Human Rooting
My creative process often begins in nature.
(Photo credits: Summer Fed Photography)
Where my roots begin
Rooted in northern Appalachia, generations of my family shared knowledge through music and art. Their stories were woven from relationships with one another and the land, passed down in paintings and songs.
This is my lineage. It is who I am.
I experimented with many ways of creating before finding a home in printmaking. I have painted, whittled, embroidered, and sculpted. I have bound books, woven wall hangings, painted murals, and sketched portraits.

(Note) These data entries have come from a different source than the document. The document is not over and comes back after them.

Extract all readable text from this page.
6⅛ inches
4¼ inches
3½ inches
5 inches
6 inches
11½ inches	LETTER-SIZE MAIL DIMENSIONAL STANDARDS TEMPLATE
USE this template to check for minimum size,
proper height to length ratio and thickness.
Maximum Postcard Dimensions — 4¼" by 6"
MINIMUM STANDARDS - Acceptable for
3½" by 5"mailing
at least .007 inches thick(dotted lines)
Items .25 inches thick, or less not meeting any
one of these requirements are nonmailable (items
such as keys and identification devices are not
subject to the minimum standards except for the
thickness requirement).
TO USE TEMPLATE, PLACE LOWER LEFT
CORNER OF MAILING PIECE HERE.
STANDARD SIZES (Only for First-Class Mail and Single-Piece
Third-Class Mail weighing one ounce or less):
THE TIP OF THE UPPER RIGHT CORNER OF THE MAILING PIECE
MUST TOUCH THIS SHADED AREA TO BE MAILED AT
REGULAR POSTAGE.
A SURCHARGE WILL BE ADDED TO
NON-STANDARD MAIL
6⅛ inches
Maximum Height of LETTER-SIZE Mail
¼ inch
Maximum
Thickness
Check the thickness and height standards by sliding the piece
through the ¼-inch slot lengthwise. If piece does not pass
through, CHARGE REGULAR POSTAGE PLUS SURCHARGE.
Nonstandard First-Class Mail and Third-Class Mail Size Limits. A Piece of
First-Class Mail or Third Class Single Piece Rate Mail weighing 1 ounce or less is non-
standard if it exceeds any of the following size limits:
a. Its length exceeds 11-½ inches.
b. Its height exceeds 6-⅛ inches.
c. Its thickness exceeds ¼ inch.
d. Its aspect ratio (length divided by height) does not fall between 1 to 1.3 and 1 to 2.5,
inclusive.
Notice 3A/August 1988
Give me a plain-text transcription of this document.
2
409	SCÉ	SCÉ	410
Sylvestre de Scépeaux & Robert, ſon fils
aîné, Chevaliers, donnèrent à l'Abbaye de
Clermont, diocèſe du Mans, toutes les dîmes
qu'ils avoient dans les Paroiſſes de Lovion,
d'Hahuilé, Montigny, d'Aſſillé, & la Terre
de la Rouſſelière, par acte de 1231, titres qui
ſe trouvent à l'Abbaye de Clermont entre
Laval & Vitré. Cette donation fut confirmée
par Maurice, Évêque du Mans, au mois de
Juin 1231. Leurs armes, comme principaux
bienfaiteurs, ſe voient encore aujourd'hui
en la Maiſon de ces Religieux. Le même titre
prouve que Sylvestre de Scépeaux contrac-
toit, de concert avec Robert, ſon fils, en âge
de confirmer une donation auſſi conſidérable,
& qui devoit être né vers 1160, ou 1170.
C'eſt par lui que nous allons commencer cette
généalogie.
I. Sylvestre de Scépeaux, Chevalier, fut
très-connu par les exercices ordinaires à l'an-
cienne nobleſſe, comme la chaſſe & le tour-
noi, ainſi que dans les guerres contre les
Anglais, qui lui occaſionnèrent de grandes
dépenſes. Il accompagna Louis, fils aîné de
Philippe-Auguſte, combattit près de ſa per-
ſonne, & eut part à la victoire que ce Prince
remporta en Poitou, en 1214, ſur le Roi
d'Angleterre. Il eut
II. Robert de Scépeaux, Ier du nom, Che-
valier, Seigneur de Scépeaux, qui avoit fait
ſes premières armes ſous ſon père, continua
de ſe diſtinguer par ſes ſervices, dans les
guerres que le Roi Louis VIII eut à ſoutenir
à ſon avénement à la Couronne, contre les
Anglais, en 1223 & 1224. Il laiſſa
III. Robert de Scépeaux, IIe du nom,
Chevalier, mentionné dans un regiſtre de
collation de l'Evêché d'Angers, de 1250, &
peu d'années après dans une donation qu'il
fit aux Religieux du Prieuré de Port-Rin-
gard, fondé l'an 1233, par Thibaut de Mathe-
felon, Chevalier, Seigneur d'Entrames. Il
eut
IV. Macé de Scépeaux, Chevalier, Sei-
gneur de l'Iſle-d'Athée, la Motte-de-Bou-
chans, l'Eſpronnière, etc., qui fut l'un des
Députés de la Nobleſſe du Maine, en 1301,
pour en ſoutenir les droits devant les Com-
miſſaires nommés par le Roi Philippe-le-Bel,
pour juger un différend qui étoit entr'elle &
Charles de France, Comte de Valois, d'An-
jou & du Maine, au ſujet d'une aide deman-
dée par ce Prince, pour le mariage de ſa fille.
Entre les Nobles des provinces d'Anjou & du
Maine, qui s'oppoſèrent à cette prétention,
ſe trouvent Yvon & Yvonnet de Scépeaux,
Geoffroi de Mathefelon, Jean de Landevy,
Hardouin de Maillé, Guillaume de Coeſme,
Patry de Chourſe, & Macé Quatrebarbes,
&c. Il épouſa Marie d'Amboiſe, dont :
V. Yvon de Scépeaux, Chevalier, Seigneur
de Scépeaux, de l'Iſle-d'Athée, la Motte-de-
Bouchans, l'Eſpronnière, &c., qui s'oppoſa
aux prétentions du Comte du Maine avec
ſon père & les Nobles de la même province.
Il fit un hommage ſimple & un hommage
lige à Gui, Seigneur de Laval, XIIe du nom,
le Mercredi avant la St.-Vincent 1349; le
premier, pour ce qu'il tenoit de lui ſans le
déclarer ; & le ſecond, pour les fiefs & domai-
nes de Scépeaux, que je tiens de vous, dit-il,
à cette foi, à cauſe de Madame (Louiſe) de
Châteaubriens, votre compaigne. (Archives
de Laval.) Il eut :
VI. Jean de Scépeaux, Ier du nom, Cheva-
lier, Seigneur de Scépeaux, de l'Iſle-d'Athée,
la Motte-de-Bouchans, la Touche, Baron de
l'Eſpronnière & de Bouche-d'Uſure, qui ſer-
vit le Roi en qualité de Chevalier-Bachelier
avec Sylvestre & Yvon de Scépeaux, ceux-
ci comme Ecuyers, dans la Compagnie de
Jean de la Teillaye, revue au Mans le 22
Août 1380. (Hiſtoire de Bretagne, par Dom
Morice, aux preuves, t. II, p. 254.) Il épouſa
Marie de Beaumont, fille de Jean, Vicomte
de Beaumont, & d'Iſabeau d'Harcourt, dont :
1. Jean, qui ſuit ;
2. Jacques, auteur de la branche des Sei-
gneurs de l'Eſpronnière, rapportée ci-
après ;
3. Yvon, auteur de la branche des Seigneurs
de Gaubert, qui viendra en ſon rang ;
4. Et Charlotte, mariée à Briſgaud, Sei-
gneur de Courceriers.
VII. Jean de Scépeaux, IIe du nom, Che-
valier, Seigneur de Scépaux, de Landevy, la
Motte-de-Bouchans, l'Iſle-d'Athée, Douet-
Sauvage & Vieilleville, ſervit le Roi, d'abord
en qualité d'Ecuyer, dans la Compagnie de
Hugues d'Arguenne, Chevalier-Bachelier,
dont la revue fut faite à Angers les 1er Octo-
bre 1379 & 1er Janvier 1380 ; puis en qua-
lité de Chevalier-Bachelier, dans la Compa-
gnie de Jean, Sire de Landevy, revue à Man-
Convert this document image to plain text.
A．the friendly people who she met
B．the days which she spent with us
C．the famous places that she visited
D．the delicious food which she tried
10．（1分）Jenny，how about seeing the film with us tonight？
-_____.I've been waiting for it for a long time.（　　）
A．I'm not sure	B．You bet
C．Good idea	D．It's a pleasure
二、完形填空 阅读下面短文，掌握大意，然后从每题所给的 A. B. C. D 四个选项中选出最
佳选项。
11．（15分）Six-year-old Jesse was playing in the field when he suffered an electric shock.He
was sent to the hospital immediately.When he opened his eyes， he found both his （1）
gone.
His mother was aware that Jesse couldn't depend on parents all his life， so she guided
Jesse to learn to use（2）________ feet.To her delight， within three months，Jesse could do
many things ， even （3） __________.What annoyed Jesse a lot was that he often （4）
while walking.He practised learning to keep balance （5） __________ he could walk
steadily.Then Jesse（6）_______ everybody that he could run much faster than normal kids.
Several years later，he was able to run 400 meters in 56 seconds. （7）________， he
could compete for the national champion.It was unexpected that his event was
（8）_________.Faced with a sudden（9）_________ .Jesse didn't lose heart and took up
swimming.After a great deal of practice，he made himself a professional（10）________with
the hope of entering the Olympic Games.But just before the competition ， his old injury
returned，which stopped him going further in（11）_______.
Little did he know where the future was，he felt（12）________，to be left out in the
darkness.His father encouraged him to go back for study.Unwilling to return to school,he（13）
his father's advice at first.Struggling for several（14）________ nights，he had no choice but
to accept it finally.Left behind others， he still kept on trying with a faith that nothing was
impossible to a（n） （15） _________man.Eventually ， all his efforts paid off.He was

I can’t say for sure what it was that drew me to printmaking. What I know with certainty is that since then, I have never doubted that this is my creative home.
Where my roots are growing
I am continually evolving in my creative process as I seek to align it more closely with my truest self. The most fitting language I have found for my work is borrowed from a gifted Polish printmaker named Aga Kubish.
She writes in an article on her process, “Human Rooting is an embodied practice of establishing presence within complexity.”
For me, this means making a home for myself in each of my prints. It means surrendering my hopes, fears, and especially my uncertainty to the process.
Kubish elaborates on the impact of Human Rooting. It is “a human line moving through a larger system.”
It is me moving through the stories of my ancestors, moving through the sprits of the trees, the water, the earth itself.
Aga Kubish’s words, while complex and filled with meaning, reflect the simple ethos of my artistry and that of many others. Her article rewrites the narrative of printmaking as mere contrast between positive and negative space. It is relational, compelling, embodied.
All art is a vessel for meaning. This is what printmaking means to me.